Folha de S. Paulo
O identitarismo perde feio em eleições, mas
continua soberano nas universidades
Quando escrevi esta coluna, eu ainda não
sabia o resultado da eleição presidencial americana, mas você, caro leitor,
provavelmente já sabe. Independentemente de quem venceu essa disputa, que pode
influenciar decisivamente a eleição brasileira em dois anos, há questões que já
estão claras para quem acompanha as cada vez mais frequentes competições em que
a extrema direita se apresenta com grandes chances de vitória.
A mais evidente delas, que afeta tanto as retóricas eleitorais quanto as perspectivas de políticas públicas e mudanças legislativas futuras, é a crise de popularidade da ideologia identitária. Para quem acompanhou a campanha americana, saltam aos olhos tanto o recuo na retórica identitária de Kamala Harris quanto o avanço, agora sem filtros, da agenda anti-identitária de Donald Trump. Como tudo ali é baseado em dados e cálculos eleitorais, o afastamento de Harris dessa retórica e o discurso cada vez mais agressivo de Trump contra o identitarismo são sinais claros de que essa pauta tem sido mais útil eleitoralmente à extrema direita do que aos progressistas.
Não é difícil imaginar que algo semelhante
aconteça no Brasil. Uma análise superficial dos resultados das eleições
municipais revela que, embora o identitarismo progressista faça muito barulho
no debate público e domine os ambientes digitais, universidades e redações, ele
continua incapaz de eleger. Quem realmente forma bancadas numerosas são os
identitários conservadores e a direita em geral, que se aproveitam do pavor
gerado pela pauta identitária para angariar votos de diferentes segmentos.
Enquanto isso, a militância identitária
avança as suas linhas na contramão da realidade política. A universidade e o
jornalismo, espaços por excelência da liberdade de pensamento, do
esclarecimento e do respeito a argumentos e evidências, têm exemplificado essa
tendência.
Vivemos para ver jornalistas assinando
petições para garantir que ideias interditadas por uma vanguarda identitária
não sejam debatidas publicamente em um jornal progressista.
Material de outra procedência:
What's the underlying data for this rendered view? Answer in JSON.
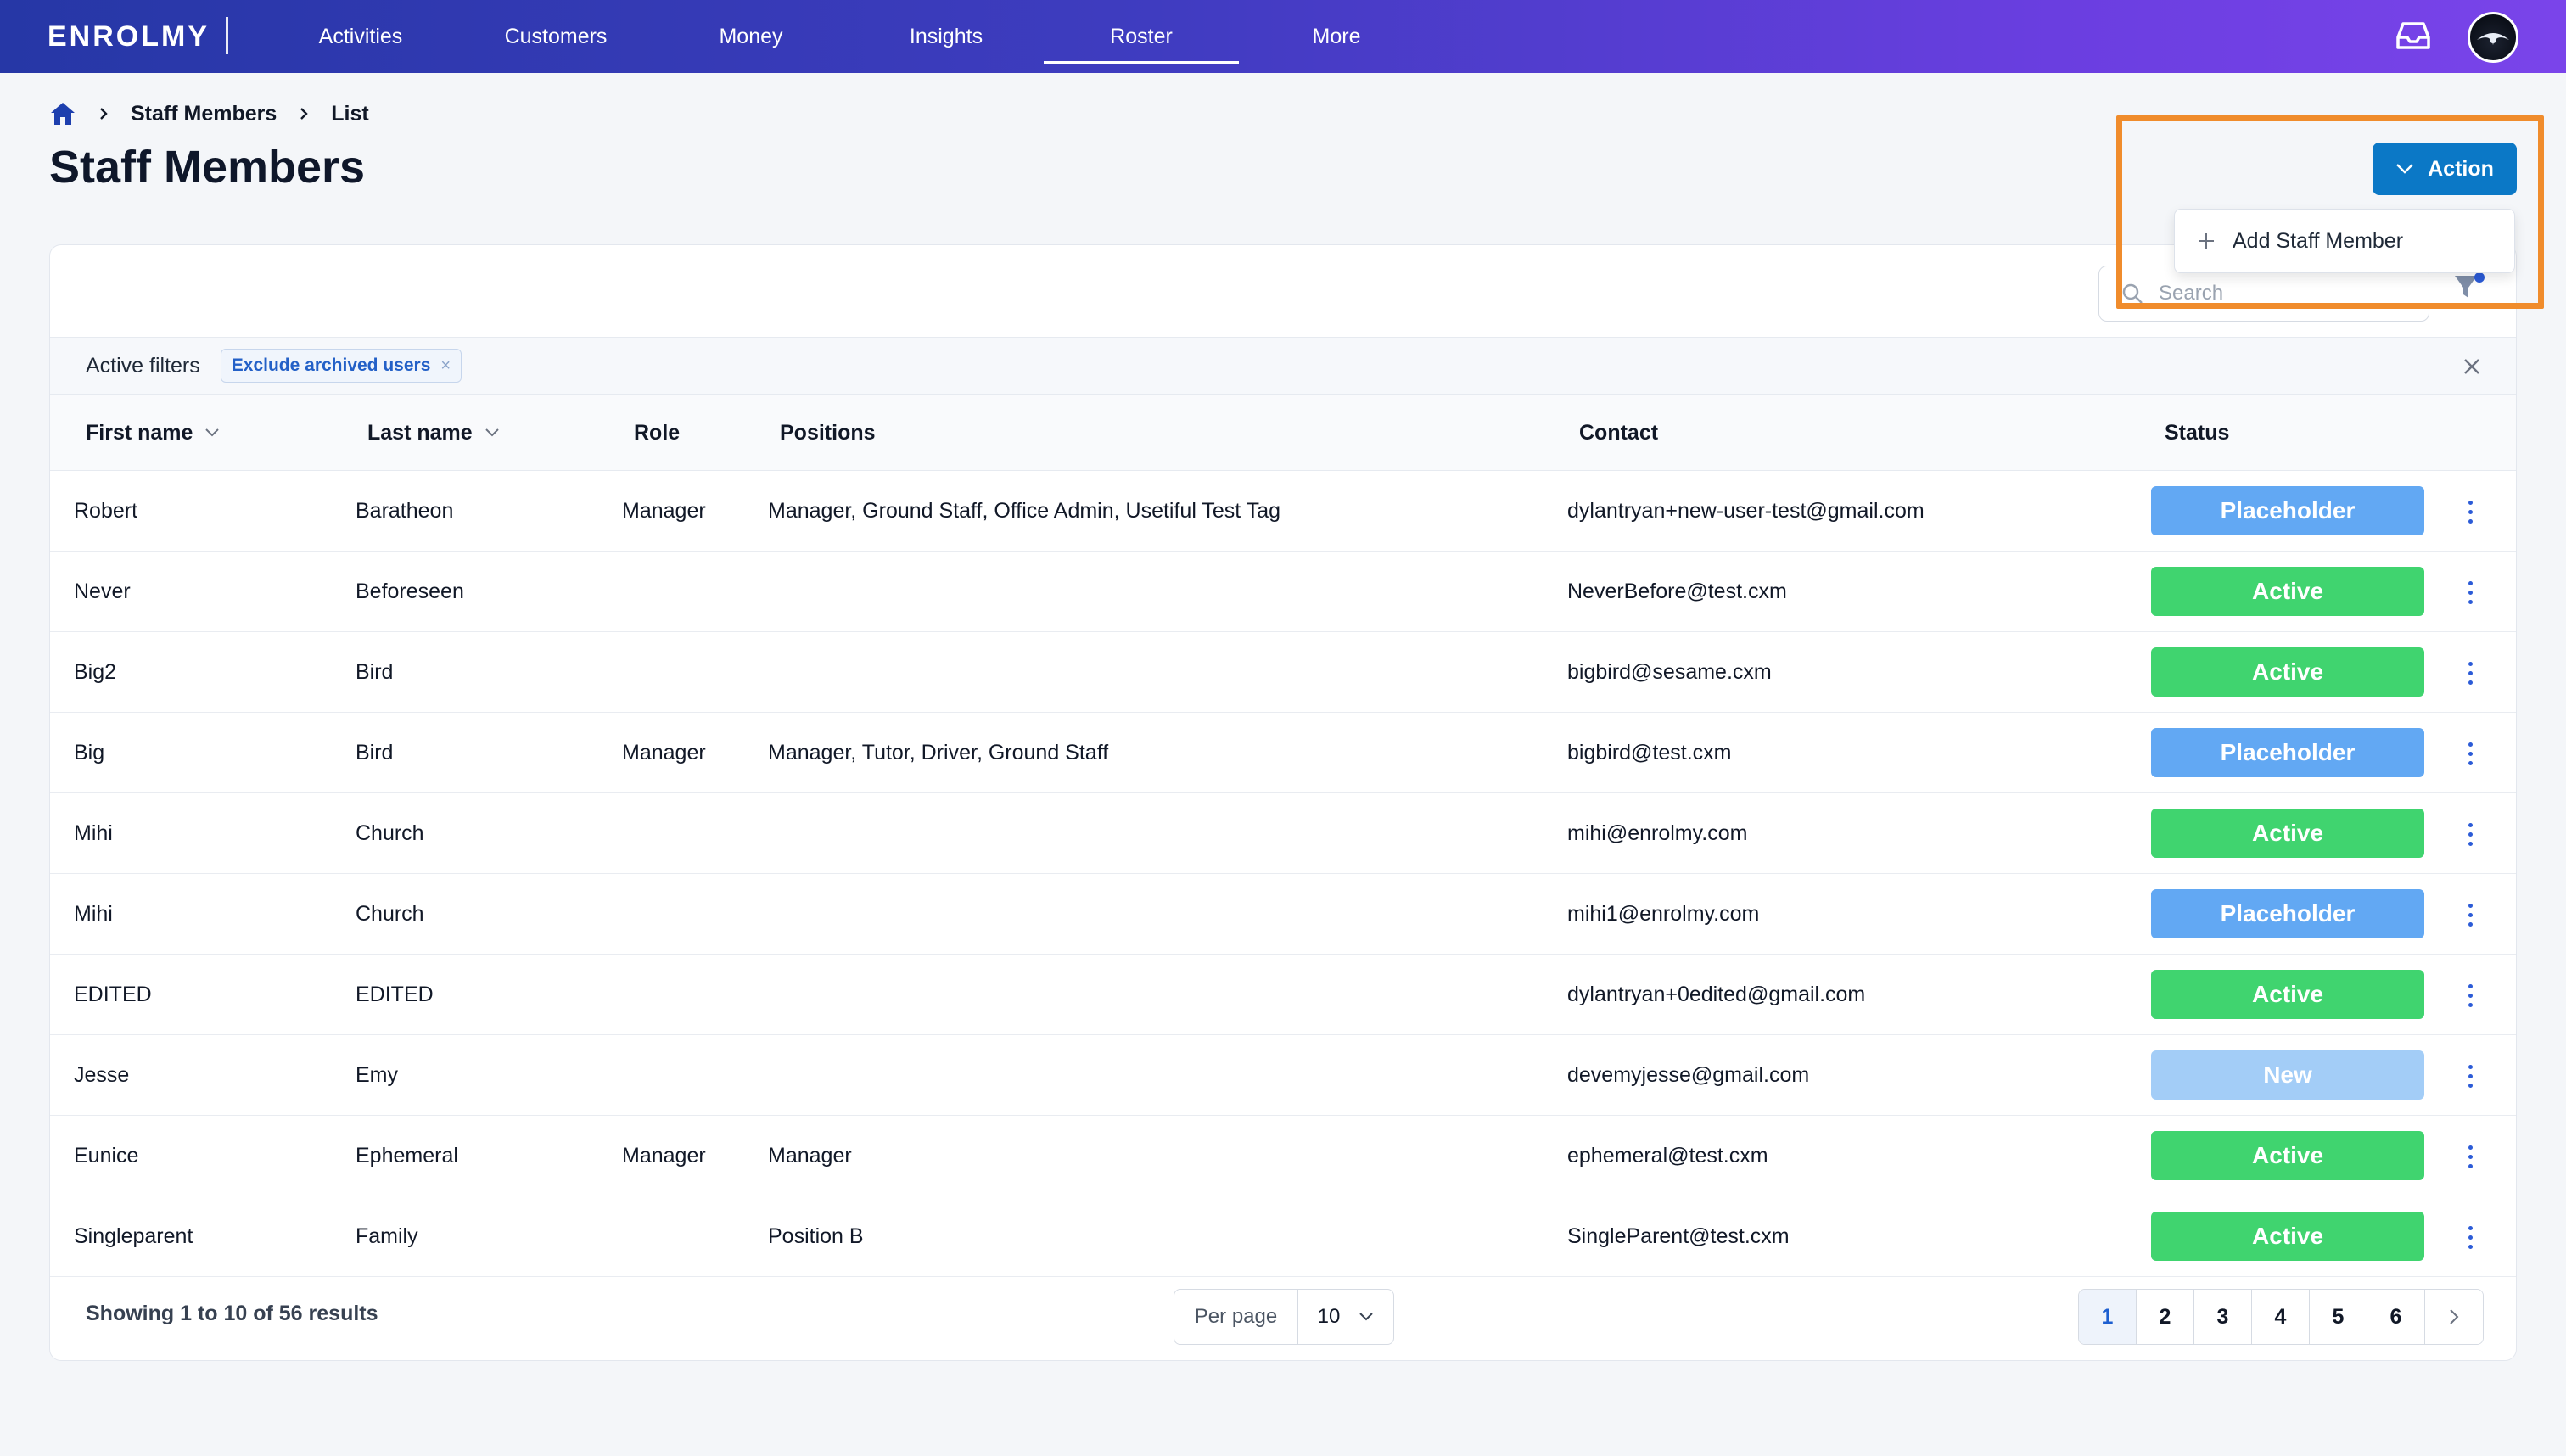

Nesta semana, uma
comentarista brilhante da GloboNews não resistiu à tentação de dar cartadas de
"lugar de fala" e fazer acusações de microagressão identitária ao seu
interlocutor para vencer as objeções feitas a seu argumento por um colega de
bancada. Como se argumentos devessem ser enfrentados não com dados e evidências,
mas com um "você sabe com qual identidade está falando?".
Aliás, nem é a primeira vez em que o programa
Em Pauta decide que o princípio democrático do melhor argumento tem de ceder
diante da fala autorizada de um "representante" de alguma identidade
oprimida. Em 6 de setembro deste ano, o apresentador praticamente atualizou o
princípio "Roma locuta, causa finita est", na forma de "se uma
mulher negra falou, a discussão está encerrada".
Precisam disso? Não. Mas todos parecem partir
do princípio de que essas crenças são amplamente aceitas —exceto por brutos e
fascistas—, o que é, de fato, cada vez menos verdade.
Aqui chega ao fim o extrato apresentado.